Profezie sulla nuova DC

Il Vangelo politico secondo Totò Cuffaro

Il Vangelo politico secondo Totò Cuffaro

Quando Renzi è stato eletto (Ops!)... quando Matteo Renzi ha ricevuto la "Nomination” alla guida del Paese direttamente dall'ex capo dello Stato Giorgio Napolitano, tutti hanno gridato al nuovo. Come lo era stato per Berlusconi prima, Monti dopo, Letta dopo ancora.
Mentre il ricordo delle elezioni si fa sempre più sbiadito, e le riforme avanzano, tante cose più o meno “democristiane" sono accadute in Italia.
Tra le più in vista: il patto segreto del Nazareno con il leader di Forza Italia Silvio Berlusconi, l’elezione del nuovo Capo dello Stato nella persona del democristiano Sergio Mattarella; l’alleanza per la maggioranza di Governo con i democristiani dell'Ncd di Angelino Alfano, ed il sostegno vigoroso con i democristiani di Verdini per lo smantellamento della Costituzione Italiana.
"Tutto è compiuto" si potrà così dire con una frase nota, quando l'imminente referendum costituzionale darà ragione al giovane presidente toscano: il più democristiano dei democristiani di sempre.
Nei giorni scorsi un ex politico come Totò Cuffaro, uno che conosce bene l’argomento di cui parliamo, ha rilasciato delle interessanti dichiarazioni al quotidiano di Torino La Stampa.
L’ex democristiano siciliano, che ha pagato le sue colpe con una lunga detenzione, unico fra tanti, è riuscito a delineare un ritratto lucido e perfetto del quadro politico italiano che stiamo vivendo, anticipando profeticamente quanto accadrà.
"Se Renzi vince il referendum costituzionale, anticiperà le elezioni e farà un listone del partito della nazione. Si farà l'80% dei gruppi parlamentari a trazione renziana. E non gliene fregherà più nulla dei Bersani e degli Speranza". Dice Cuffaro, e ancora: "Verdini è la vera novità della politica italiana.
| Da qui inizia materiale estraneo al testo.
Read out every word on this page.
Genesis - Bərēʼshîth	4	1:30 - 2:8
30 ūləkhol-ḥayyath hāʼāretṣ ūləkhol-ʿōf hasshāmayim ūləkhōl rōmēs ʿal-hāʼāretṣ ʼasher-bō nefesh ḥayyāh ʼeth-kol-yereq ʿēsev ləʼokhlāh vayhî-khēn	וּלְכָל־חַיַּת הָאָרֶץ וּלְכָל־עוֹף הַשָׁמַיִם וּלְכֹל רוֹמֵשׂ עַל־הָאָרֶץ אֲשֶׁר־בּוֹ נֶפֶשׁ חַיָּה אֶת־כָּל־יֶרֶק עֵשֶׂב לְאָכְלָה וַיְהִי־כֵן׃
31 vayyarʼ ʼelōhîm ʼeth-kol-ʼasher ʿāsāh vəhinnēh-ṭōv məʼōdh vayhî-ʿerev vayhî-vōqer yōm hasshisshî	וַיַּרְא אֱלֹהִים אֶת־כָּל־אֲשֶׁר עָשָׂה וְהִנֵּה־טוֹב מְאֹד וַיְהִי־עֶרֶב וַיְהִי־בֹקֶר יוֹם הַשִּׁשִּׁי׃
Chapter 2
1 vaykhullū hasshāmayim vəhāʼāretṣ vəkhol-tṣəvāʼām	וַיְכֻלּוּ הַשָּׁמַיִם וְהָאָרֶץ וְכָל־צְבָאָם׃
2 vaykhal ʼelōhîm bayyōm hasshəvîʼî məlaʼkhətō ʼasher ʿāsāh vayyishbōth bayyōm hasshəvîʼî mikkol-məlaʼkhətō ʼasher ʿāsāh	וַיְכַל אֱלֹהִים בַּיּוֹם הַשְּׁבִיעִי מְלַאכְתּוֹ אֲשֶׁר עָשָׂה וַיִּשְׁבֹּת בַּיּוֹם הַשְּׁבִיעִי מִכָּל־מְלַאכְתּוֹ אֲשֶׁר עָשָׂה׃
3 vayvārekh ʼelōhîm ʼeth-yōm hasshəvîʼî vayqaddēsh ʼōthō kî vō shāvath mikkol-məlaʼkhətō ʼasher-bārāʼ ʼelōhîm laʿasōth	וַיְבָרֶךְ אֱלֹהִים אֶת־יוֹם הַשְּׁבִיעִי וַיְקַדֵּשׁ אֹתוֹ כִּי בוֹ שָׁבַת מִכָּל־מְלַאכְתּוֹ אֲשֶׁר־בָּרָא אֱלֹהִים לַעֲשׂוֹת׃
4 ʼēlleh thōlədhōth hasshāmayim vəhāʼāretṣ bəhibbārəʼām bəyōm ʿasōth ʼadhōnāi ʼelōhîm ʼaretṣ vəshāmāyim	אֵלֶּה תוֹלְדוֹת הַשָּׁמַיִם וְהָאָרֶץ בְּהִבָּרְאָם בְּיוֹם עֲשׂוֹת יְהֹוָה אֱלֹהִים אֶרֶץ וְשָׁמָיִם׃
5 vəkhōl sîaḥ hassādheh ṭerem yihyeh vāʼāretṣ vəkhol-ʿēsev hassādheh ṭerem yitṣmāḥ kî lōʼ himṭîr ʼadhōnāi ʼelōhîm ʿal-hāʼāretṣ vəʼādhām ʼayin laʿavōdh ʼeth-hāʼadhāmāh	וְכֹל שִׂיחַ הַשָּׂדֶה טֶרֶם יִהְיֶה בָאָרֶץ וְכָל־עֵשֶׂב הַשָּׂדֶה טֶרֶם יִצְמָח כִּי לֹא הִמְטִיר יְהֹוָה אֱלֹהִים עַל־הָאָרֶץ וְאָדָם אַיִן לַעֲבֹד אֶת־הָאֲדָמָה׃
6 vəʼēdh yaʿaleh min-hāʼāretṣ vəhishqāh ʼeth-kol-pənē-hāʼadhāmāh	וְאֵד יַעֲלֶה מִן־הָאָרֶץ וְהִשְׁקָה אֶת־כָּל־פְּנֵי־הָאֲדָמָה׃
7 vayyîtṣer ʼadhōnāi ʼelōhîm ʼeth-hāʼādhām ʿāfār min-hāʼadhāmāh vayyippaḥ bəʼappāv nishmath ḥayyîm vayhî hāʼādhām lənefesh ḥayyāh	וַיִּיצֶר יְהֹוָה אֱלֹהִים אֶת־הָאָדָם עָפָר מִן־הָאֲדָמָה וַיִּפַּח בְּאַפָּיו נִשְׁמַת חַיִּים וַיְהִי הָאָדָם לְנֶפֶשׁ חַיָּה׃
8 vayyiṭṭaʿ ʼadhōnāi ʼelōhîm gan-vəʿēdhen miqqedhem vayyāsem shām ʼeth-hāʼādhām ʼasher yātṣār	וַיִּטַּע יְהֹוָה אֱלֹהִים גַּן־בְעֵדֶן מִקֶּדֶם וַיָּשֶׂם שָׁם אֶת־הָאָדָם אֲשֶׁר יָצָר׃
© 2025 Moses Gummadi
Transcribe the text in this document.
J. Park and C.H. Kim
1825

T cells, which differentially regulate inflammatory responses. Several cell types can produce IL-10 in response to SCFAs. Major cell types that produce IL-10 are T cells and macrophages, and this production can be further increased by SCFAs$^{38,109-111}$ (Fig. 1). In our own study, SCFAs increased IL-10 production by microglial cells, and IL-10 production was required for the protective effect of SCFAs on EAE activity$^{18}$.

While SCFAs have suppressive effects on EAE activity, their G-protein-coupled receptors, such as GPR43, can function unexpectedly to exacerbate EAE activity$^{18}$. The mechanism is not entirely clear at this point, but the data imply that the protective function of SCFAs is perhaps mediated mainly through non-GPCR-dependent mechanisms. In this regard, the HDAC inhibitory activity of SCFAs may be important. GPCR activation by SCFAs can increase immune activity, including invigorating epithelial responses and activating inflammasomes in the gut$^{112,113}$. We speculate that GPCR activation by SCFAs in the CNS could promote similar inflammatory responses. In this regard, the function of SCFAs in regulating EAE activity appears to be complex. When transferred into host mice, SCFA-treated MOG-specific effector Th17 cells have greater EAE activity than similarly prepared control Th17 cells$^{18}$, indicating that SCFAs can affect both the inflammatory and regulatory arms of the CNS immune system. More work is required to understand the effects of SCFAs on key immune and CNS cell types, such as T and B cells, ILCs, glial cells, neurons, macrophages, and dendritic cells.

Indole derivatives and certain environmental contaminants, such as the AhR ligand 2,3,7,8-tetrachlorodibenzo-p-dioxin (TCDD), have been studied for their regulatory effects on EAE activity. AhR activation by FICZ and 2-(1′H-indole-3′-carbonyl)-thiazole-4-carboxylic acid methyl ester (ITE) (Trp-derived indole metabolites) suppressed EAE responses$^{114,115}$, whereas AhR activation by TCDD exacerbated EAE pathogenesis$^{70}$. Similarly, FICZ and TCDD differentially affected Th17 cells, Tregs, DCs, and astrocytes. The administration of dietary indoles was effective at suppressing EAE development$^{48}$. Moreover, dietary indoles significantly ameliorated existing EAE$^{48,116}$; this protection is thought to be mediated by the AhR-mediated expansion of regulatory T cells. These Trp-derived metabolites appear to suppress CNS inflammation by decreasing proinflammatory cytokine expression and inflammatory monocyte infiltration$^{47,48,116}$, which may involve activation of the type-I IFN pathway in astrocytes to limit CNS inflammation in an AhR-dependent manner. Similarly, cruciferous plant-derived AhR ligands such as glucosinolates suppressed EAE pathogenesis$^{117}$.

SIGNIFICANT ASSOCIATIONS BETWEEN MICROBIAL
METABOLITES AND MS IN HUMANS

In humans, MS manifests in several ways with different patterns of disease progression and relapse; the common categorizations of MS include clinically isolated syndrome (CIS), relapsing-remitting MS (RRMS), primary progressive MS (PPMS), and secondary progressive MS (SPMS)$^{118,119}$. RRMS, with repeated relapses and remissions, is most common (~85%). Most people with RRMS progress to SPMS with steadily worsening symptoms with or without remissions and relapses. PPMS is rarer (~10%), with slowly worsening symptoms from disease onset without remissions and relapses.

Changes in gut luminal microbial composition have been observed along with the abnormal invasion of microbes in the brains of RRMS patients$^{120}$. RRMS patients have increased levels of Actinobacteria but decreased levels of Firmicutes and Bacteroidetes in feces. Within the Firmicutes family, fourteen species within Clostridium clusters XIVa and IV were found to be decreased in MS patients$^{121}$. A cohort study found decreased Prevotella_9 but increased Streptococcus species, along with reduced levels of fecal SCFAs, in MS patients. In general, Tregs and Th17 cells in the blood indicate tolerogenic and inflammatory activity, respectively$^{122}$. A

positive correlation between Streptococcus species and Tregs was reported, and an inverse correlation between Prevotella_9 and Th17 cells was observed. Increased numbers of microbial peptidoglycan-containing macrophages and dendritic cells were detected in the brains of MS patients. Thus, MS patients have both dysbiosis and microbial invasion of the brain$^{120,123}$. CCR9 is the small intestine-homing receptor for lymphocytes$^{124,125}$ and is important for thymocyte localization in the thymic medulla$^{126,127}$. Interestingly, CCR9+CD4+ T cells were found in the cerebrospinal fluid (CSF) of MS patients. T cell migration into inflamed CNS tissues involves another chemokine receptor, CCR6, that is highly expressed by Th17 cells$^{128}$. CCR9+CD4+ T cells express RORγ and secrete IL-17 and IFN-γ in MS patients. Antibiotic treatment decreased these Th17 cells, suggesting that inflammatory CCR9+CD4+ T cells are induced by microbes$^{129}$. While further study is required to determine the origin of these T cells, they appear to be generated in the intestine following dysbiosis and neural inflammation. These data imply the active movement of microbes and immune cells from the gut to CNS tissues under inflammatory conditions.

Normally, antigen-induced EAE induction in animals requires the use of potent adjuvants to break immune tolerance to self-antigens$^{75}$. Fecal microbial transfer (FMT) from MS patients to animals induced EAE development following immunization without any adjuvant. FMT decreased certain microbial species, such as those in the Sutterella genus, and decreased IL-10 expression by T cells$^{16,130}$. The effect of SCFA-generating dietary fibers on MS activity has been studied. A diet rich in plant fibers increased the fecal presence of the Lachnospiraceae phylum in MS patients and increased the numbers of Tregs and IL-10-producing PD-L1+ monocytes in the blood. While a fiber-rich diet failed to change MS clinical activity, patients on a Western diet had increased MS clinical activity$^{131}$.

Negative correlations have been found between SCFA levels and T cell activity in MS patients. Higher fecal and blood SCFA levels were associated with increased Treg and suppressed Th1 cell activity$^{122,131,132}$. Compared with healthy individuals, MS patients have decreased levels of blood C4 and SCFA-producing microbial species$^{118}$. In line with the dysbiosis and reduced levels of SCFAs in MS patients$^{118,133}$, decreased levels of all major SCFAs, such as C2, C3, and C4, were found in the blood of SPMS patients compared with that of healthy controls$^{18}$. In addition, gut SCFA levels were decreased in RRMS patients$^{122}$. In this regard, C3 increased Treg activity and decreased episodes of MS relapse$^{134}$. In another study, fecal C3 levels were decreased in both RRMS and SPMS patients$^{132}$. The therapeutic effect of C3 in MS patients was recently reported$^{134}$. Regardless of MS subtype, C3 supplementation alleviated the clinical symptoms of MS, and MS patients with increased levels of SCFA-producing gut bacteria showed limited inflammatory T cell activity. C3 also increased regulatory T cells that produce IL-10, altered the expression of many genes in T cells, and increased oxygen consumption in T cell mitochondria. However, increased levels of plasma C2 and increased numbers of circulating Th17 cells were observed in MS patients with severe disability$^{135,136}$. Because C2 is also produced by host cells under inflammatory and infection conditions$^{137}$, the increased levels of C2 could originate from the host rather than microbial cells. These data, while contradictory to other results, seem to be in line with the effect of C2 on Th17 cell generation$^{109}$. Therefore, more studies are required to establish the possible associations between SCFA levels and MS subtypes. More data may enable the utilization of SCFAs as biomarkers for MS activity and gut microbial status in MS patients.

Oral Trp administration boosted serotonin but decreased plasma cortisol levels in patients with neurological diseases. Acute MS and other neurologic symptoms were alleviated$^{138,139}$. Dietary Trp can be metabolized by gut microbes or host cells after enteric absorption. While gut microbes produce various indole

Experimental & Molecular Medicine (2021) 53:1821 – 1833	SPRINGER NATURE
È come se il numero 10 del Milan passasse con l'Inter. Ormai - osserva - è chiaro che il Pd è un'altra cosa. La metamorfosi si compirà con le elezioni. È fisiologico che sia così. Cosa ci sta attorno a Renzi? Guerini era nella direzione della Dc. I Boschi sono una famiglia targata Dc. Se tu sei culturalmente nato e cresciuto dentro uno spazio culturale, quell'idea culturale te la porti dentro". Sul fatto che il suo nome sia divisivo, "mi sorprendo anche io: ma può dividersi un grande partito come il Pd su una minchiata detta da Cuffaro? Tutti pensano - aggiunge - che i miei ex fedelissimi stiano andando da Renzi. In verità, quando chiusi con la politica a causa della condanna, i miei amici si riposizionarono nel Pd di Pier Luigi Bersani". In merito alle elezioni amministrative a Roma, Virginia Raggi mi sembra un'ottima candidata. Questa ragazza dei cinquestelle suscita molto interesse. C'è una città incazzata che ha voglia di punizione. Può succedere di tutto anche che i cinquestelle vincano al primo turno”.
A proposito di Renzi e di profezie, viene in mente, un verso della canzone “Nun te reggae più” di Rino Gaetano. In quella canzone, che di profetico ebbe perfino l’avvento della P2 di Licio Gelli, si leggono ad un certo punto queste parole:
Immunità parlamentare (Nun te reggae più!)
abbasso e alè!
Il numero cinque sta in panchina
si e' alzato male stamattina
– mi sia consentito dire: (nun te reggae più!)
Il nostro è un partito serio.. (certo!)
disponibile al confronto (..d'accordo)
nella misura in cui
alternativo
alieno a ogni compromess…
La cosa sorprendente è che il cantautore le declamò con spiccato accento toscano, quasi e fondere insieme in anticipo coi tempi Berlusconi con Ranzi! Solo coincidenze…
Dunque, tra la riesumazione del Nazareno, alcuni verso profetici in vernacolo e l’anticipazione visionaria delle gesta di un leader civilmente unito alla chiesa cattolica, ecco servito il quinto Vengelo: quello secondo Totò Cuffaro.